Mme la présidente. Quel est l’avis de la commission?

M. Gilles Carrez, rapporteur général . La commission, dans un souci de cohérence, a émis un avis favorable.

Mme la présidente. Quel est l’avis du Gouvernement?

Mme Christine Lagarde, ministre de l’économie. Tout en reconnaissant aux mécanismes Scellier tous leurs mérites, en particulier le fait qu’ils ont été, surtout pendant l’année 2009, bien utiles au secteur de la construction de logements locatifs, il ne nous paraît pas raisonnable d’accepter l’amendement. En effet, le « Scellier intermédiaire », pour reprendre votre expression,…

M. Gilles Carrez, rapporteur général . C’est-à-dire le « Scellier social »

M. Jean-Pierre Brard. C’est le comble de la célébrité, mon cher collègue! (Sourires.)

Mme Christine Lagarde, ministre de l’économie. …autrement dit le « Scellier social », se justifie puisqu’il est consenti sous plafond à des personnes aux revenus particulièrement modestes.
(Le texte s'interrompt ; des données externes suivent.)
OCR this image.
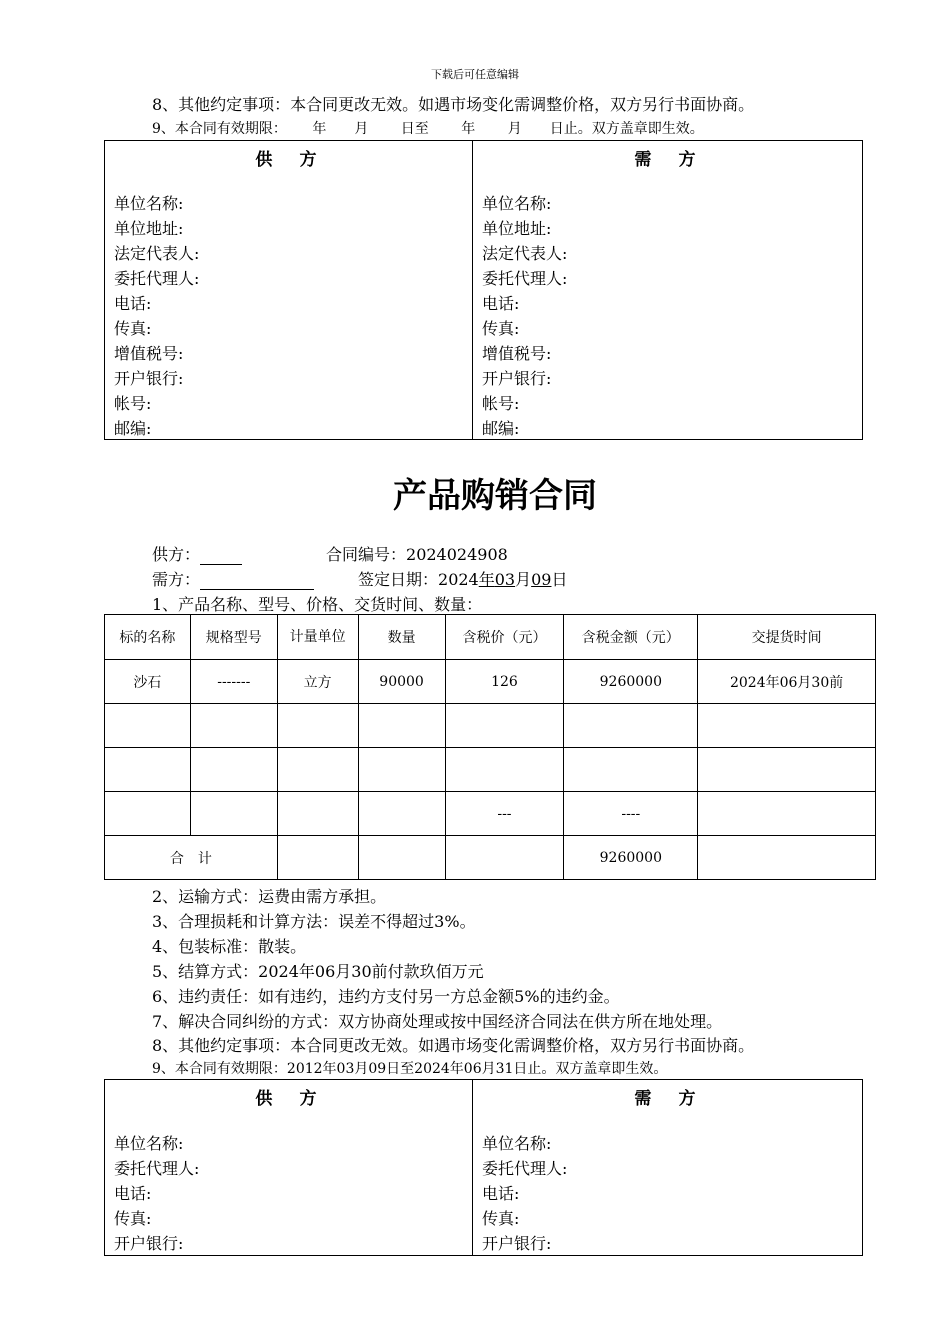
下载后可任意编辑
8、其他约定事项：本合同更改无效。如遇市场变化需调整价格，双方另行书面协商。
9、本合同有效期限：　　 年　　月　　 日至　　 年　　 月　　日止。双方盖章即生效。
供　方
单位名称:
单位地址:
法定代表人:
委托代理人:
电话:
传真:
增值税号:
开户银行:
帐号:
邮编:
需　方
单位名称:
单位地址:
法定代表人:
委托代理人:
电话:
传真:
增值税号:
开户银行:
帐号:
邮编:
产品购销合同
供方：	合同编号：2024024908
需方：	签定日期：2024年03月09日
1、产品名称、型号、价格、交货时间、数量：
标的名称	规格型号	计量单位	数量	含税价（元）	含税金额（元）	交提货时间
沙石	-------	立方	90000	126	9260000	2024年06月30前

				---	----	
合　计					9260000	
2、运输方式：运费由需方承担。
3、合理损耗和计算方法：误差不得超过3%。
4、包装标准：散装。
5、结算方式：2024年06月30前付款玖佰万元
6、违约责任：如有违约，违约方支付另一方总金额5%的违约金。
7、解决合同纠纷的方式：双方协商处理或按中国经济合同法在供方所在地处理。
8、其他约定事项：本合同更改无效。如遇市场变化需调整价格，双方另行书面协商。
9、本合同有效期限：2012年03月09日至2024年06月31日止。双方盖章即生效。
供　方
单位名称:
委托代理人:
电话:
传真:
开户银行:
需　方
单位名称:
委托代理人:
电话:
传真:
开户银行:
Il est donc normal qu’il ouvre droit à des exemptions et à des exonérations plus importantes que dans le Scellier dit « normal ». Permettre le bénéfice du « Scellier social », qui est une espèce de Scellier avec bonus, à des locations consenties à des membres de la famille ne nous paraît pas raisonnable,…

M. Henri Emmanuelli. On ne saurait pas où on va!

Mme Christine Lagarde, ministre de l’économie. …même si ce souci de cohérence vous honore. Je vous demande de retirer votre amendement. À défaut, l’avis serait défavorable.

Mme la présidente. Monsieur Scellier, maintenez-vous votre amendement?

M. François Scellier. Maintenir la situation actuelle a pour effet pervers que l’investisseur qui veut louer à ses proches ne plafonne pas ses loyers, ce qui ne correspond pas au double caractère social présent dans le dispositif intermédiaire. Je maintiens l’amendement.

(L’amendement n° 79 n’est pas adopté.)

Mme la présidente. La parole est à M. Pierre-Alain Muet, pour défendre l’amendement n°100.

M. Pierre-Alain Muet. Cet amendement, comme le suivant que défendra mon collègue Jean Launay, est destiné à lancer un débat sur l’abus d’endettement des acteurs financiers et des entreprises, une des causes principales de la crise. En effet renforcer les fonds propres des entreprises nécessite de s’interroger sur notre dispositif fiscal puisque la déduction de l’impôt sur les sociétés des intérêts d’emprunt, sans aucun plafonnement, favorise l’endettement. L’entreprise a ainsi intérêt à profiter de l’effet de levier créé, y compris pour racheter d’autres sociétés. Je rappelle que d’autres pays prévoient un plafond à la déduction des intérêts d’emprunt.

L’amendement propose donc de limiter la déductibilité à 50 % des sommes empruntées, et à 50 % la perte d’assiette liée aux emprunts. Nous ouvrons un débat qui mérite d’être poursuivi par notre assemblée.

Mme la présidente. Quel est l’avis de la commission?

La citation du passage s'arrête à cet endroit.